Cup products and the transfer map

Question

Let $G_1$ be a finite-index subgroup of $G_2$. Let $i : H^{\ast}(G_2) \rightarrow H^{\ast}(G_1)$ be the induced map of rings. There is then a transfer homomorphism $\tau : H^{\ast}(G_1) \rightarrow H^{\ast}(G_2)$ whose key property is that $\tau(i(x)) = [G_2:G_1] \cdot x$ for all $x \in H^{\ast}(G_2)$. I have two questions.

1. If $\tau$ a map of rings? In other words, if $x,y \in H^{\ast}(G_1)$, then must we have $\tau(x \cup y) = \tau(x) \cup \tau(y)$? My guess is that the answer is "no".
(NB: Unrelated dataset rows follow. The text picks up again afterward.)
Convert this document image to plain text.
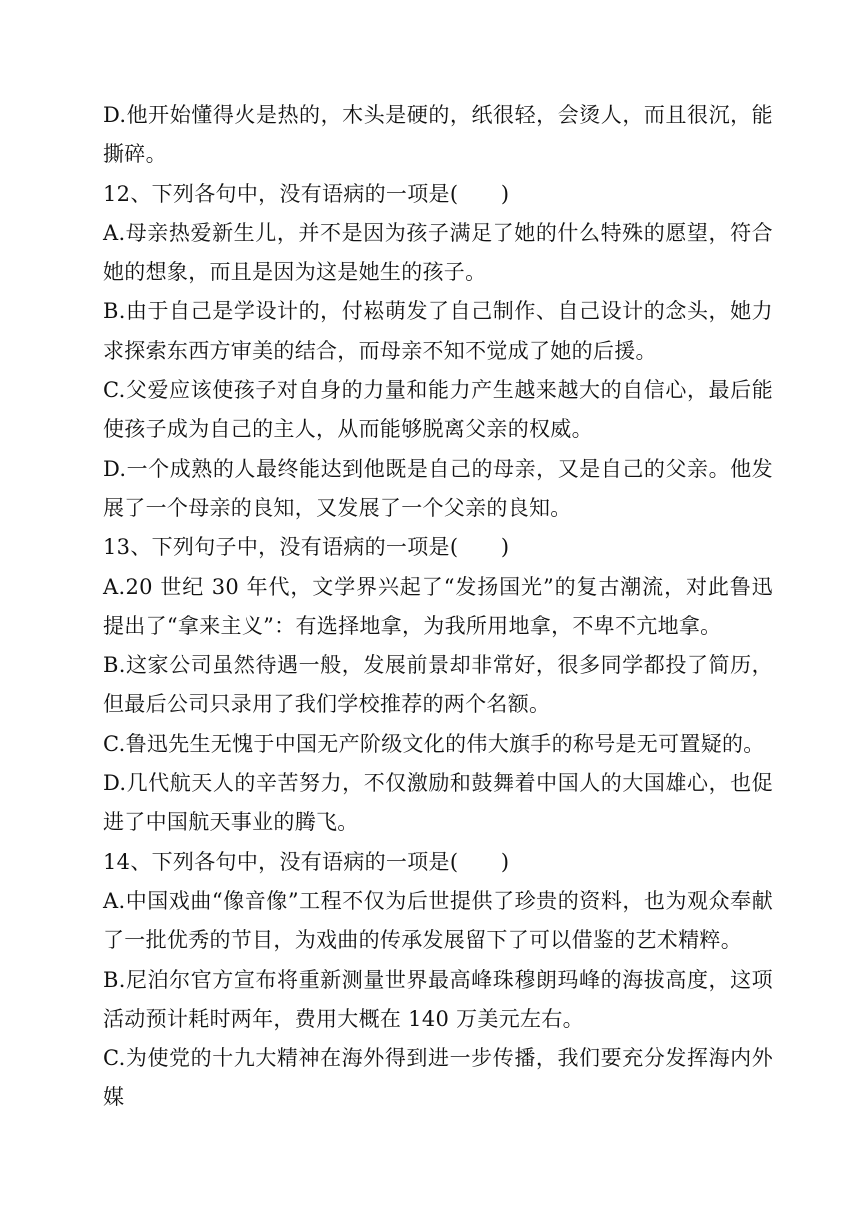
D.他开始懂得火是热的，木头是硬的，纸很轻，会烫人，而且很沉，能撕碎。

12、下列各句中，没有语病的一项是(　　)

A.母亲热爱新生儿，并不是因为孩子满足了她的什么特殊的愿望，符合她的想象，而且是因为这是她生的孩子。

B.由于自己是学设计的，付崧萌发了自己制作、自己设计的念头，她力求探索东西方审美的结合，而母亲不知不觉成了她的后援。

C.父爱应该使孩子对自身的力量和能力产生越来越大的自信心，最后能使孩子成为自己的主人，从而能够脱离父亲的权威。

D.一个成熟的人最终能达到他既是自己的母亲，又是自己的父亲。他发展了一个母亲的良知，又发展了一个父亲的良知。

13、下列句子中，没有语病的一项是(　　)

A.20 世纪 30 年代，文学界兴起了“发扬国光”的复古潮流，对此鲁迅提出了“拿来主义”：有选择地拿，为我所用地拿，不卑不亢地拿。

B.这家公司虽然待遇一般，发展前景却非常好，很多同学都投了简历，但最后公司只录用了我们学校推荐的两个名额。

C.鲁迅先生无愧于中国无产阶级文化的伟大旗手的称号是无可置疑的。

D.几代航天人的辛苦努力，不仅激励和鼓舞着中国人的大国雄心，也促进了中国航天事业的腾飞。

14、下列各句中，没有语病的一项是(　　)

A.中国戏曲“像音像”工程不仅为后世提供了珍贵的资料，也为观众奉献了一批优秀的节目，为戏曲的传承发展留下了可以借鉴的艺术精粹。

B.尼泊尔官方宣布将重新测量世界最高峰珠穆朗玛峰的海拔高度，这项活动预计耗时两年，费用大概在 140 万美元左右。

C.为使党的十九大精神在海外得到进一步传播，我们要充分发挥海内外媒
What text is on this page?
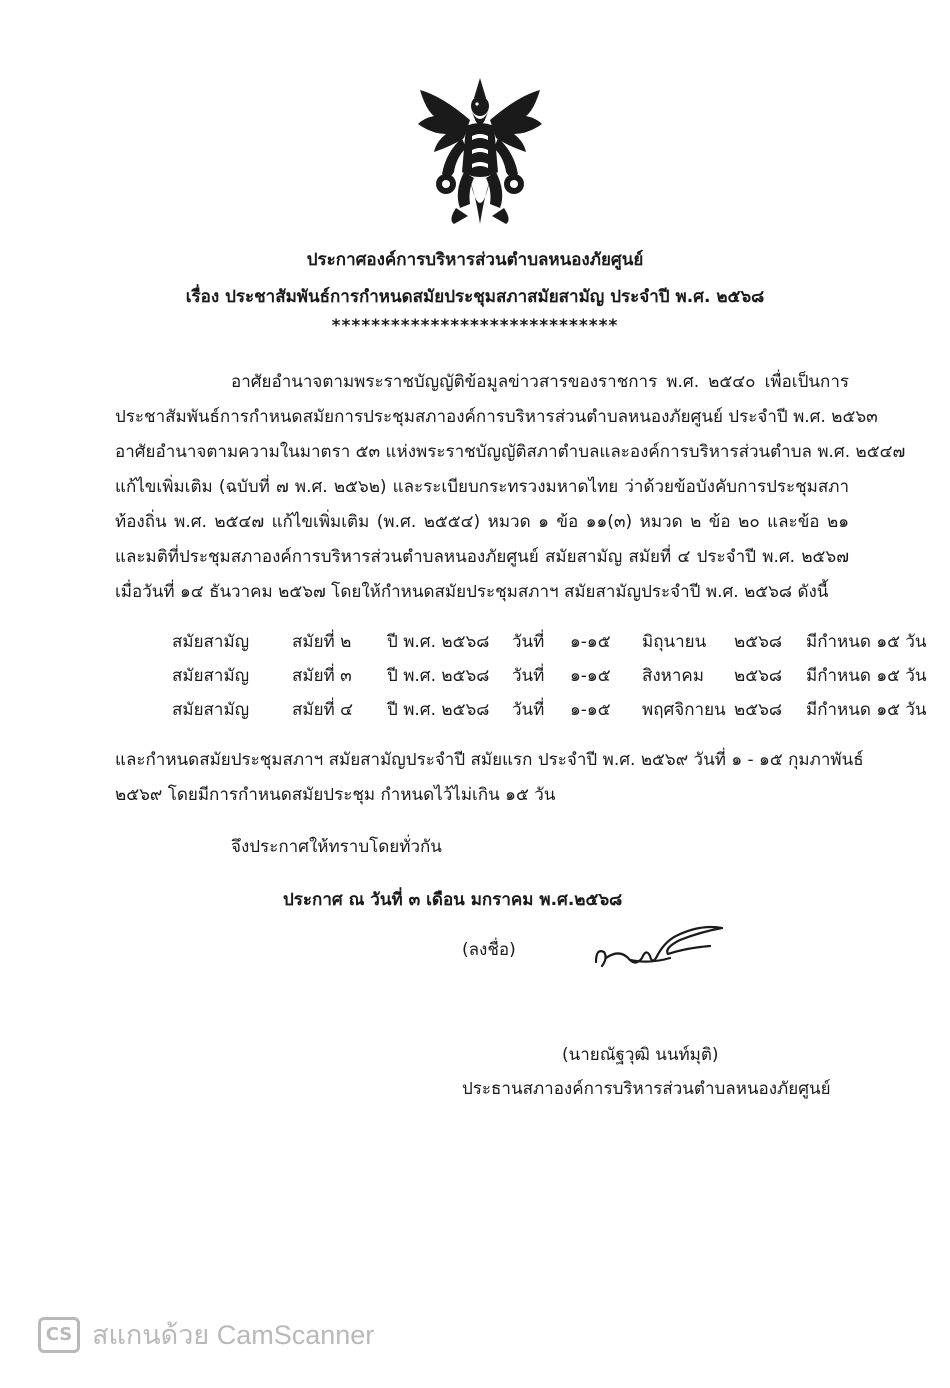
ประกาศองค์การบริหารส่วนตำบลหนองภัยศูนย์
เรื่อง ประชาสัมพันธ์การกำหนดสมัยประชุมสภาสมัยสามัญ ประจำปี พ.ศ. ๒๕๖๘
*****************************
อาศัยอำนาจตามพระราชบัญญัติข้อมูลข่าวสารของราชการ พ.ศ. ๒๕๔๐ เพื่อเป็นการ
ประชาสัมพันธ์การกำหนดสมัยการประชุมสภาองค์การบริหารส่วนตำบลหนองภัยศูนย์ ประจำปี พ.ศ. ๒๕๖๓
อาศัยอำนาจตามความในมาตรา ๕๓ แห่งพระราชบัญญัติสภาตำบลและองค์การบริหารส่วนตำบล พ.ศ. ๒๕๔๗
แก้ไขเพิ่มเติม (ฉบับที่ ๗ พ.ศ. ๒๕๖๒) และระเบียบกระทรวงมหาดไทย ว่าด้วยข้อบังคับการประชุมสภา
ท้องถิ่น พ.ศ. ๒๕๔๗ แก้ไขเพิ่มเติม (พ.ศ. ๒๕๕๔) หมวด ๑ ข้อ ๑๑(๓) หมวด ๒ ข้อ ๒๐ และข้อ ๒๑
และมติที่ประชุมสภาองค์การบริหารส่วนตำบลหนองภัยศูนย์ สมัยสามัญ สมัยที่ ๔ ประจำปี พ.ศ. ๒๕๖๗
เมื่อวันที่ ๑๔ ธันวาคม ๒๕๖๗ โดยให้กำหนดสมัยประชุมสภาฯ สมัยสามัญประจำปี พ.ศ. ๒๕๖๘ ดังนี้
สมัยสามัญ	สมัยที่ ๒	ปี พ.ศ. ๒๕๖๘	วันที่	๑-๑๕	มิถุนายน	๒๕๖๘	มีกำหนด ๑๕ วัน
สมัยสามัญ	สมัยที่ ๓	ปี พ.ศ. ๒๕๖๘	วันที่	๑-๑๕	สิงหาคม	๒๕๖๘	มีกำหนด ๑๕ วัน
สมัยสามัญ	สมัยที่ ๔	ปี พ.ศ. ๒๕๖๘	วันที่	๑-๑๕	พฤศจิกายน ๒๕๖๘	มีกำหนด ๑๕ วัน
และกำหนดสมัยประชุมสภาฯ สมัยสามัญประจำปี สมัยแรก ประจำปี พ.ศ. ๒๕๖๙ วันที่ ๑ - ๑๕ กุมภาพันธ์
๒๕๖๙ โดยมีการกำหนดสมัยประชุม กำหนดไว้ไม่เกิน ๑๕ วัน
จึงประกาศให้ทราบโดยทั่วกัน
ประกาศ ณ วันที่ ๓ เดือน มกราคม พ.ศ.๒๕๖๘
(ลงชื่อ)
(นายณัฐวุฒิ นนท์มุติ)
ประธานสภาองค์การบริหารส่วนตำบลหนองภัยศูนย์
CS สแกนด้วย CamScanner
2. Assuming that the answer to the first question is "no", does there exist explicit examples of groups $G_1$ and $G_2$ as above and elements $x_1,\ldots,x_k \in H^1(G_1)$ such that $\tau(x_i)=0$ for all $i$ but $\tau(x_1 \cup \cdots \cup x_k) \neq 0$?

Answer 1

What is true is that $\tau$ is a map of modules; that is, $$\tau(i^*(x)\cup y) = x\cup \tau(y)$$ for $x\in H^*(G_2)$ and $y\in H^*(G_1)$.

In particular, the kernel of $\tau$ is a sub-$i^*(H^*(G_2))$-module of $H^*(G_1)$.

For an example, consider $G_1=C_p$ (cyclic group) and $G_2=\Sigma_p$ (symmetric group), where $p$ is an odd prime. The generator $x\in H^2(C_p)$ satisfies $\tau(x)=0$ (since $H^2(\Sigma_p)=0$), but $\tau(x^{p-1})\neq 0$.

Added. As Neil points out, I'm using cohomology with mod $p$ coefficients here.

Answer 2

Since $i$ is a map of rings, if $\tau$ were a map of rings, then $\tau\circ i$ would also be a map of rings. But the latter maps $1\in H^0(G_2)$ to $[G_2:G_1]$ which, in general, is not $1$.